You might want to hold off on any big get-togethers with friends. COVID-19 in Canada may be getting under control but Dr. Theresa Tam has warned Canadians to still not see too many people. That's the key to successful contact tracing and keeping case numbers low.
On Twitter, Canada's top doctor warned that controlling COVID-19 really depends on how everybody acts individually.
"Limit your number of close contacts to a small and easily identifiable list to lower your risk of infection," Dr. Tam suggested.
That can help public health officials trace the virus and quickly tell anyone you've come into contact with that they need to quarantine.
When those contacts are traced and quarantined in a short period of time, it's less likely that they will spread the virus to others if they have it.
So, even though provinces are moving through their reopening stages and you can gather in bigger groups or sit on patios now in some places, there's still work to be done.
Canada's top doctor wants everyone to still be careful.

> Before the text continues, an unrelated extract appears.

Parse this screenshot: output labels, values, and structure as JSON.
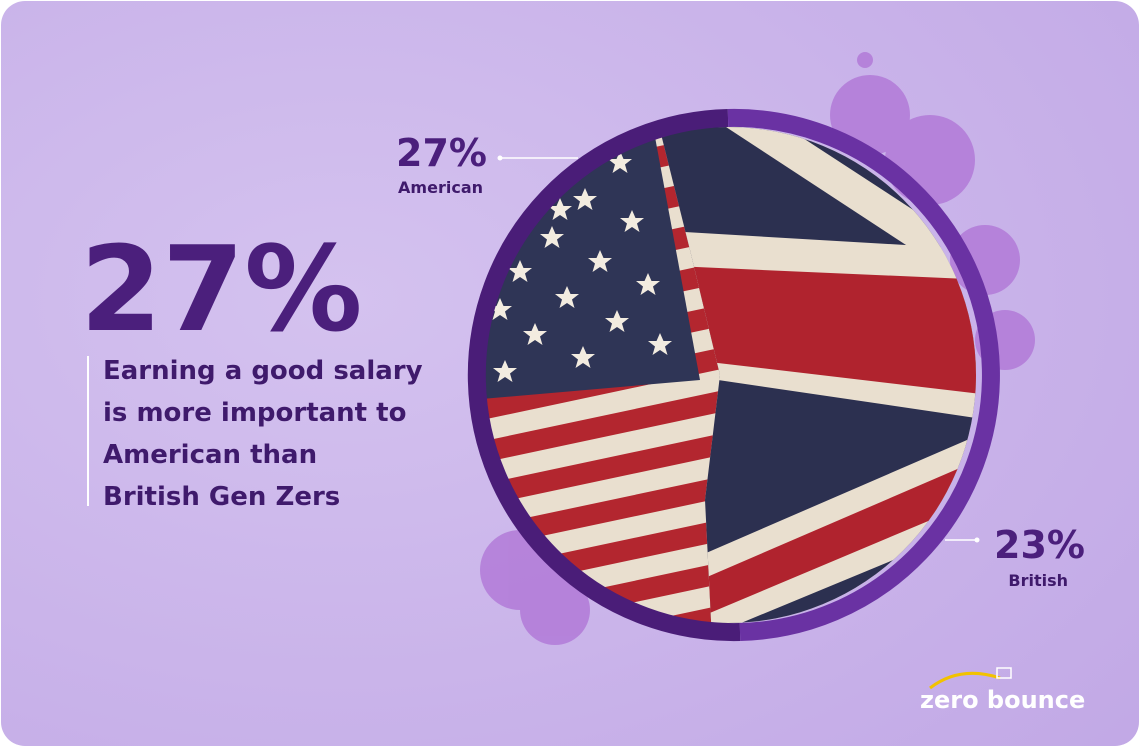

Dr. Tam also said that along with the actions of individuals, acting fast to test and trace is essential for controlling the spread of the virus.
2/2 Monday’s #GOC modelling update shows we need to act fast to #TestandTrace for #COVID19 control. When contacts a… https://t.co/2ytNd1QHts— Dr. Theresa Tam (@Dr. Theresa Tam)1593725072.0
A week prior to Dr. Tam's warning about limiting contact, she confirmed that Canada had flattened the curve.
"This progress is encouraging," she said then.
However, she noted that we still have to continue following public health measures.
The Public Health Agency of Canada also released new data and modelling that shows new cases are on the decline across the country.
Lower daily case counts also make it easier to contact trace and stop the spread.
Justin Trudeau announced in June that a COVID-19 contact tracing app would be coming soon for Canadians.
It's a voluntary thing so you don't have to download it if you don't want to.
If you have the app and test positive, your status will be uploaded anonymously to a national network. Then people who have the app and have been in close proximity with you will get notified.
It will tell them they've been exposed and encourage them to reach out to their public health authority.
The app was supposed to be tested in Ontario starting on July 2 before launching nationwide but that has been delayed.